– Context and protocol: Today is an FOMC day — trade by 10:30 ET (first hour) and then step to the sidelines until the Fed’s statement and press conference. Be neutral/no bias heading into the announcement; expect choppy, manipulated, or lethargic price action.
– CFD vs futures / legality: The presenter uses CFD feeds (US100, US500) for demos but paper-trades them because U.S. citizens can’t legally trade some CFD brokers. Price/time alignment between CFD candles and futures is the key when transposing levels. He does not endorse brokers or affiliate deals.
– Recap of yesterday’s execution: He demonstrated a short on MNQ based on a large opening-range gap down, targeting lower-quadrant/octant levels and portions of last week’s range (30% → 20%). Trade rationale relied on market-maker sell-model signatures: opening-range gap, inversion/fair-value gaps, consequent encroachment, and relative equal lows.
– Technical framework emphasized: opening-range gaps (RTH), octants/quadrants, inversion/fair-value gaps, order blocks, buy/sell-side inefficiencies, and relative equal highs/lows as liquidity targets. He uses time-aligned candles to map levels between feeds.
– Practical live observations: This morning’s action was slow and balanced with minor buy- and sell-side inefficiencies. He described what would confirm a bullish run (body above specific midlines) versus signs that a lower sweep was likely (bodies staying in lower halves, closing below key lows).
– Execution mechanics note: He avoids market-replay for live execution demonstrations because replay changes on-screen execution markers; highlighted that small differences in candle formation/timing matter when mapping levels.

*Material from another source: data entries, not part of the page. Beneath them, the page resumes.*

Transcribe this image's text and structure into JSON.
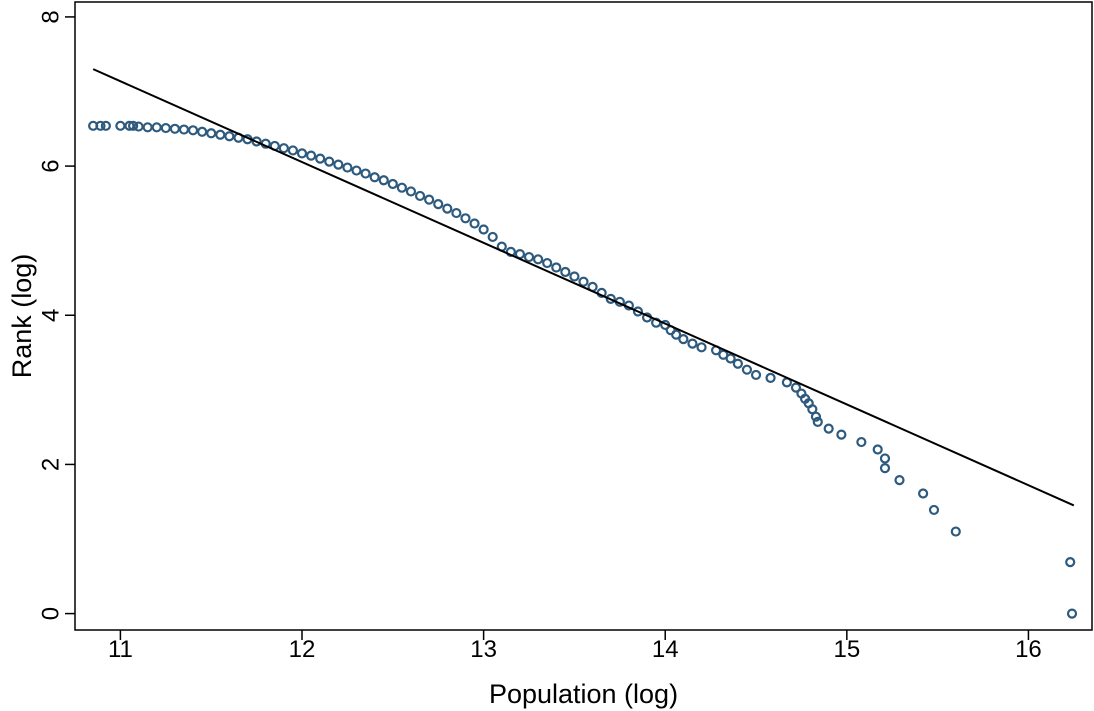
{
  "chart_data": {
    "type": "scatter",
    "title": "",
    "xlabel": "Population (log)",
    "ylabel": "Rank (log)",
    "xlim": [
      10.75,
      16.35
    ],
    "ylim": [
      -0.22,
      8.2
    ],
    "xticks": [
      11,
      12,
      13,
      14,
      15,
      16
    ],
    "yticks": [
      0,
      2,
      4,
      6,
      8
    ],
    "grid": false,
    "legend": "none",
    "colors": {
      "marker": "#2e5a7e",
      "line": "#000000"
    },
    "fit_line": {
      "x": [
        10.85,
        16.25
      ],
      "y": [
        7.3,
        1.45
      ]
    },
    "series": [
      {
        "marker": "hollow-circle",
        "points": [
          [
            10.85,
            6.54
          ],
          [
            10.89,
            6.54
          ],
          [
            10.92,
            6.54
          ],
          [
            11.0,
            6.54
          ],
          [
            11.05,
            6.54
          ],
          [
            11.07,
            6.54
          ],
          [
            11.1,
            6.53
          ],
          [
            11.15,
            6.52
          ],
          [
            11.2,
            6.52
          ],
          [
            11.25,
            6.51
          ],
          [
            11.3,
            6.5
          ],
          [
            11.35,
            6.49
          ],
          [
            11.4,
            6.48
          ],
          [
            11.45,
            6.46
          ],
          [
            11.5,
            6.44
          ],
          [
            11.55,
            6.42
          ],
          [
            11.6,
            6.4
          ],
          [
            11.65,
            6.38
          ],
          [
            11.7,
            6.36
          ],
          [
            11.75,
            6.33
          ],
          [
            11.8,
            6.3
          ],
          [
            11.85,
            6.27
          ],
          [
            11.9,
            6.24
          ],
          [
            11.95,
            6.21
          ],
          [
            12.0,
            6.17
          ],
          [
            12.05,
            6.14
          ],
          [
            12.1,
            6.1
          ],
          [
            12.15,
            6.06
          ],
          [
            12.2,
            6.02
          ],
          [
            12.25,
            5.98
          ],
          [
            12.3,
            5.94
          ],
          [
            12.35,
            5.9
          ],
          [
            12.4,
            5.85
          ],
          [
            12.45,
            5.81
          ],
          [
            12.5,
            5.76
          ],
          [
            12.55,
            5.71
          ],
          [
            12.6,
            5.66
          ],
          [
            12.65,
            5.6
          ],
          [
            12.7,
            5.55
          ],
          [
            12.75,
            5.49
          ],
          [
            12.8,
            5.43
          ],
          [
            12.85,
            5.37
          ],
          [
            12.9,
            5.3
          ],
          [
            12.95,
            5.23
          ],
          [
            13.0,
            5.15
          ],
          [
            13.05,
            5.05
          ],
          [
            13.1,
            4.92
          ],
          [
            13.15,
            4.85
          ],
          [
            13.2,
            4.82
          ],
          [
            13.25,
            4.78
          ],
          [
            13.3,
            4.75
          ],
          [
            13.35,
            4.7
          ],
          [
            13.4,
            4.64
          ],
          [
            13.45,
            4.58
          ],
          [
            13.5,
            4.52
          ],
          [
            13.55,
            4.45
          ],
          [
            13.6,
            4.38
          ],
          [
            13.65,
            4.3
          ],
          [
            13.7,
            4.22
          ],
          [
            13.75,
            4.18
          ],
          [
            13.8,
            4.13
          ],
          [
            13.85,
            4.05
          ],
          [
            13.9,
            3.97
          ],
          [
            13.95,
            3.9
          ],
          [
            14.0,
            3.87
          ],
          [
            14.03,
            3.8
          ],
          [
            14.06,
            3.74
          ],
          [
            14.1,
            3.68
          ],
          [
            14.15,
            3.62
          ],
          [
            14.2,
            3.57
          ],
          [
            14.28,
            3.53
          ],
          [
            14.32,
            3.47
          ],
          [
            14.36,
            3.42
          ],
          [
            14.4,
            3.35
          ],
          [
            14.45,
            3.27
          ],
          [
            14.5,
            3.2
          ],
          [
            14.58,
            3.16
          ],
          [
            14.67,
            3.1
          ],
          [
            14.72,
            3.03
          ],
          [
            14.75,
            2.95
          ],
          [
            14.77,
            2.88
          ],
          [
            14.79,
            2.82
          ],
          [
            14.81,
            2.74
          ],
          [
            14.83,
            2.64
          ],
          [
            14.84,
            2.57
          ],
          [
            14.9,
            2.48
          ],
          [
            14.97,
            2.4
          ],
          [
            15.08,
            2.3
          ],
          [
            15.17,
            2.2
          ],
          [
            15.21,
            2.08
          ],
          [
            15.21,
            1.95
          ],
          [
            15.29,
            1.79
          ],
          [
            15.42,
            1.61
          ],
          [
            15.48,
            1.39
          ],
          [
            15.6,
            1.1
          ],
          [
            16.23,
            0.69
          ],
          [
            16.24,
            0.0
          ]
        ]
      }
    ]
  }
}
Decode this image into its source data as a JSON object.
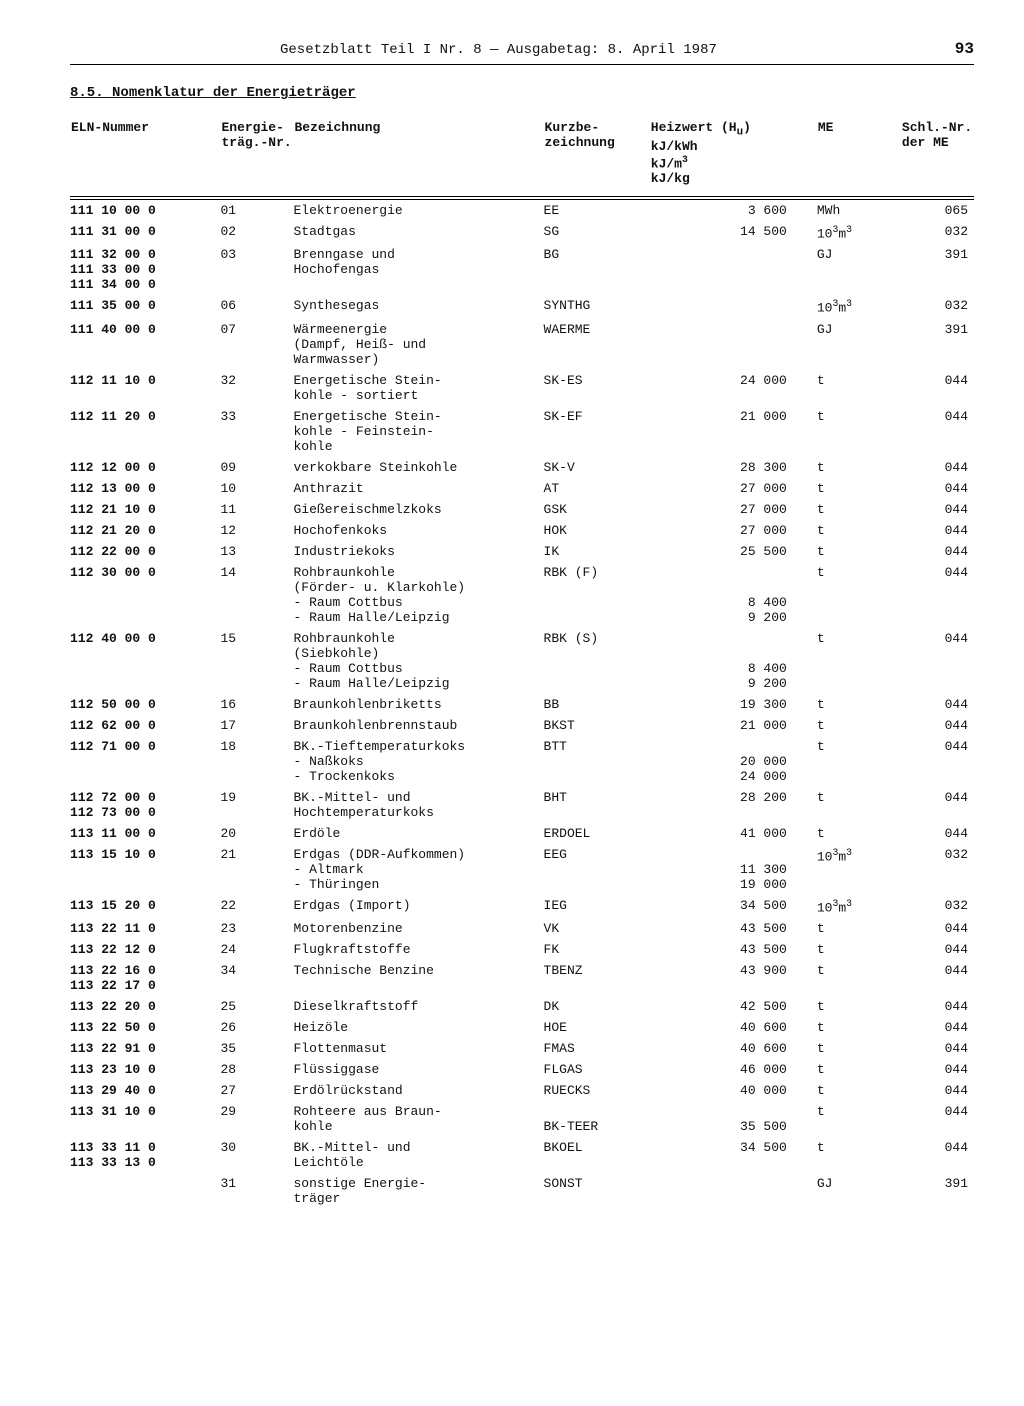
{
  "header": {
    "title": "Gesetzblatt Teil I Nr. 8 — Ausgabetag: 8. April 1987",
    "page": "93"
  },
  "section": {
    "number": "8.5.",
    "title": "Nomenklatur der Energieträger"
  },
  "columns": {
    "eln": "ELN-Nummer",
    "nr": "Energie-\nträg.-Nr.",
    "bez": "Bezeichnung",
    "kurz": "Kurzbe-\nzeichnung",
    "heiz": "Heizwert (H_u)\nkJ/kWh\nkJ/m³\nkJ/kg",
    "me": "ME",
    "schl": "Schl.-Nr.\nder ME"
  },
  "rows": [
    {
      "eln": "111 10 00 0",
      "nr": "01",
      "bez": "Elektroenergie",
      "kurz": "EE",
      "heiz": "3 600",
      "me": "MWh",
      "schl": "065"
    },
    {
      "eln": "111 31 00 0",
      "nr": "02",
      "bez": "Stadtgas",
      "kurz": "SG",
      "heiz": "14 500",
      "me": "10^3m^3",
      "schl": "032"
    },
    {
      "eln": "111 32 00 0\n111 33 00 0\n111 34 00 0",
      "nr": "03",
      "bez": "Brenngase und\nHochofengas",
      "kurz": "BG",
      "heiz": "",
      "me": "GJ",
      "schl": "391"
    },
    {
      "eln": "111 35 00 0",
      "nr": "06",
      "bez": "Synthesegas",
      "kurz": "SYNTHG",
      "heiz": "",
      "me": "10^3m^3",
      "schl": "032"
    },
    {
      "eln": "111 40 00 0",
      "nr": "07",
      "bez": "Wärmeenergie\n(Dampf, Heiß- und\nWarmwasser)",
      "kurz": "WAERME",
      "heiz": "",
      "me": "GJ",
      "schl": "391"
    },
    {
      "eln": "112 11 10 0",
      "nr": "32",
      "bez": "Energetische Stein-\nkohle - sortiert",
      "kurz": "SK-ES",
      "heiz": "24 000",
      "me": "t",
      "schl": "044"
    },
    {
      "eln": "112 11 20 0",
      "nr": "33",
      "bez": "Energetische Stein-\nkohle - Feinstein-\nkohle",
      "kurz": "SK-EF",
      "heiz": "21 000",
      "me": "t",
      "schl": "044"
    },
    {
      "eln": "112 12 00 0",
      "nr": "09",
      "bez": "verkokbare Steinkohle",
      "kurz": "SK-V",
      "heiz": "28 300",
      "me": "t",
      "schl": "044"
    },
    {
      "eln": "112 13 00 0",
      "nr": "10",
      "bez": "Anthrazit",
      "kurz": "AT",
      "heiz": "27 000",
      "me": "t",
      "schl": "044"
    },
    {
      "eln": "112 21 10 0",
      "nr": "11",
      "bez": "Gießereischmelzkoks",
      "kurz": "GSK",
      "heiz": "27 000",
      "me": "t",
      "schl": "044"
    },
    {
      "eln": "112 21 20 0",
      "nr": "12",
      "bez": "Hochofenkoks",
      "kurz": "HOK",
      "heiz": "27 000",
      "me": "t",
      "schl": "044"
    },
    {
      "eln": "112 22 00 0",
      "nr": "13",
      "bez": "Industriekoks",
      "kurz": "IK",
      "heiz": "25 500",
      "me": "t",
      "schl": "044"
    },
    {
      "eln": "112 30 00 0",
      "nr": "14",
      "bez": "Rohbraunkohle\n(Förder- u. Klarkohle)\n- Raum Cottbus\n- Raum Halle/Leipzig",
      "kurz": "RBK (F)",
      "heiz": "\n\n8 400\n9 200",
      "me": "t",
      "schl": "044"
    },
    {
      "eln": "112 40 00 0",
      "nr": "15",
      "bez": "Rohbraunkohle\n(Siebkohle)\n- Raum Cottbus\n- Raum Halle/Leipzig",
      "kurz": "RBK (S)",
      "heiz": "\n\n8 400\n9 200",
      "me": "t",
      "schl": "044"
    },
    {
      "eln": "112 50 00 0",
      "nr": "16",
      "bez": "Braunkohlenbriketts",
      "kurz": "BB",
      "heiz": "19 300",
      "me": "t",
      "schl": "044"
    },
    {
      "eln": "112 62 00 0",
      "nr": "17",
      "bez": "Braunkohlenbrennstaub",
      "kurz": "BKST",
      "heiz": "21 000",
      "me": "t",
      "schl": "044"
    },
    {
      "eln": "112 71 00 0",
      "nr": "18",
      "bez": "BK.-Tieftemperaturkoks\n- Naßkoks\n- Trockenkoks",
      "kurz": "BTT",
      "heiz": "\n20 000\n24 000",
      "me": "t",
      "schl": "044"
    },
    {
      "eln": "112 72 00 0\n112 73 00 0",
      "nr": "19",
      "bez": "BK.-Mittel- und\nHochtemperaturkoks",
      "kurz": "BHT",
      "heiz": "28 200",
      "me": "t",
      "schl": "044"
    },
    {
      "eln": "113 11 00 0",
      "nr": "20",
      "bez": "Erdöle",
      "kurz": "ERDOEL",
      "heiz": "41 000",
      "me": "t",
      "schl": "044"
    },
    {
      "eln": "113 15 10 0",
      "nr": "21",
      "bez": "Erdgas (DDR-Aufkommen)\n- Altmark\n- Thüringen",
      "kurz": "EEG",
      "heiz": "\n11 300\n19 000",
      "me": "10^3m^3",
      "schl": "032"
    },
    {
      "eln": "113 15 20 0",
      "nr": "22",
      "bez": "Erdgas (Import)",
      "kurz": "IEG",
      "heiz": "34 500",
      "me": "10^3m^3",
      "schl": "032"
    },
    {
      "eln": "113 22 11 0",
      "nr": "23",
      "bez": "Motorenbenzine",
      "kurz": "VK",
      "heiz": "43 500",
      "me": "t",
      "schl": "044"
    },
    {
      "eln": "113 22 12 0",
      "nr": "24",
      "bez": "Flugkraftstoffe",
      "kurz": "FK",
      "heiz": "43 500",
      "me": "t",
      "schl": "044"
    },
    {
      "eln": "113 22 16 0\n113 22 17 0",
      "nr": "34",
      "bez": "Technische Benzine",
      "kurz": "TBENZ",
      "heiz": "43 900",
      "me": "t",
      "schl": "044"
    },
    {
      "eln": "113 22 20 0",
      "nr": "25",
      "bez": "Dieselkraftstoff",
      "kurz": "DK",
      "heiz": "42 500",
      "me": "t",
      "schl": "044"
    },
    {
      "eln": "113 22 50 0",
      "nr": "26",
      "bez": "Heizöle",
      "kurz": "HOE",
      "heiz": "40 600",
      "me": "t",
      "schl": "044"
    },
    {
      "eln": "113 22 91 0",
      "nr": "35",
      "bez": "Flottenmasut",
      "kurz": "FMAS",
      "heiz": "40 600",
      "me": "t",
      "schl": "044"
    },
    {
      "eln": "113 23 10 0",
      "nr": "28",
      "bez": "Flüssiggase",
      "kurz": "FLGAS",
      "heiz": "46 000",
      "me": "t",
      "schl": "044"
    },
    {
      "eln": "113 29 40 0",
      "nr": "27",
      "bez": "Erdölrückstand",
      "kurz": "RUECKS",
      "heiz": "40 000",
      "me": "t",
      "schl": "044"
    },
    {
      "eln": "113 31 10 0",
      "nr": "29",
      "bez": "Rohteere aus Braun-\nkohle",
      "kurz": "\nBK-TEER",
      "heiz": "\n35 500",
      "me": "t",
      "schl": "044"
    },
    {
      "eln": "113 33 11 0\n113 33 13 0",
      "nr": "30",
      "bez": "BK.-Mittel- und\nLeichtöle",
      "kurz": "BKOEL",
      "heiz": "34 500",
      "me": "t",
      "schl": "044"
    },
    {
      "eln": "",
      "nr": "31",
      "bez": "sonstige Energie-\nträger",
      "kurz": "SONST",
      "heiz": "",
      "me": "GJ",
      "schl": "391"
    }
  ]
}
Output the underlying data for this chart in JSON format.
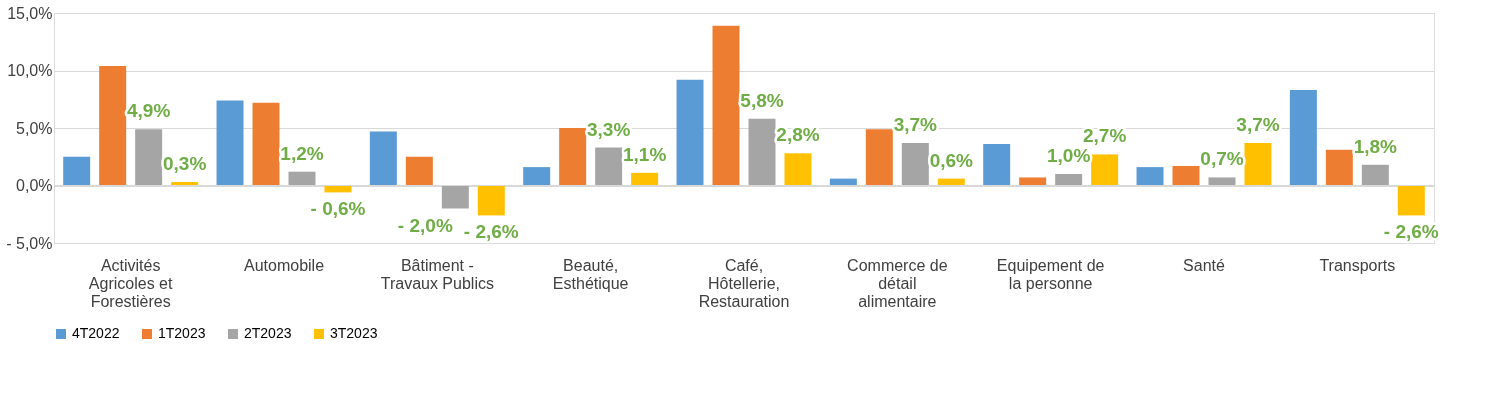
{
  "chart_data": {
    "type": "bar",
    "categories": [
      "Activités Agricoles et Forestières",
      "Automobile",
      "Bâtiment - Travaux Publics",
      "Beauté, Esthétique",
      "Café, Hôtellerie, Restauration",
      "Commerce de détail alimentaire",
      "Equipement de la personne",
      "Santé",
      "Transports"
    ],
    "series": [
      {
        "name": "4T2022",
        "color": "#5b9bd5",
        "values": [
          2.5,
          7.4,
          4.7,
          1.6,
          9.2,
          0.6,
          3.6,
          1.6,
          8.3
        ]
      },
      {
        "name": "1T2023",
        "color": "#ed7d31",
        "values": [
          10.4,
          7.2,
          2.5,
          5.0,
          13.9,
          4.9,
          0.7,
          1.7,
          3.1
        ]
      },
      {
        "name": "2T2023",
        "color": "#a5a5a5",
        "values": [
          4.9,
          1.2,
          -2.0,
          3.3,
          5.8,
          3.7,
          1.0,
          0.7,
          1.8
        ],
        "value_labels": [
          "4,9%",
          "1,2%",
          "- 2,0%",
          "3,3%",
          "5,8%",
          "3,7%",
          "1,0%",
          "0,7%",
          "1,8%"
        ]
      },
      {
        "name": "3T2023",
        "color": "#ffc000",
        "values": [
          0.3,
          -0.6,
          -2.6,
          1.1,
          2.8,
          0.6,
          2.7,
          3.7,
          -2.6
        ],
        "value_labels": [
          "0,3%",
          "- 0,6%",
          "- 2,6%",
          "1,1%",
          "2,8%",
          "0,6%",
          "2,7%",
          "3,7%",
          "- 2,6%"
        ]
      }
    ],
    "ylim": [
      -5,
      15
    ],
    "yticks": [
      {
        "value": -5,
        "label": "- 5,0%"
      },
      {
        "value": 0,
        "label": "0,0%"
      },
      {
        "value": 5,
        "label": "5,0%"
      },
      {
        "value": 10,
        "label": "10,0%"
      },
      {
        "value": 15,
        "label": "15,0%"
      }
    ],
    "grid": "y",
    "legend": "bottom"
  }
}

– Trading mindset and pedagogy: Tape-reading is a discipline—make it routine, calm, and process-oriented (meditative rather than adrenaline-driven). Trust a repeatable model, accept uncertainty, practice indifference to outcomes, keep a journal, and focus on risk management and execution rather than chasing profits or emotional wins.
– Final practical advice: On FOMC days, limit live trades, observe and learn, and only engage when your model gives clear, high-probability setups. Experience and repetition build pattern recognition and emotional control; maturity is accepting that not every session will produce a perfect outcome.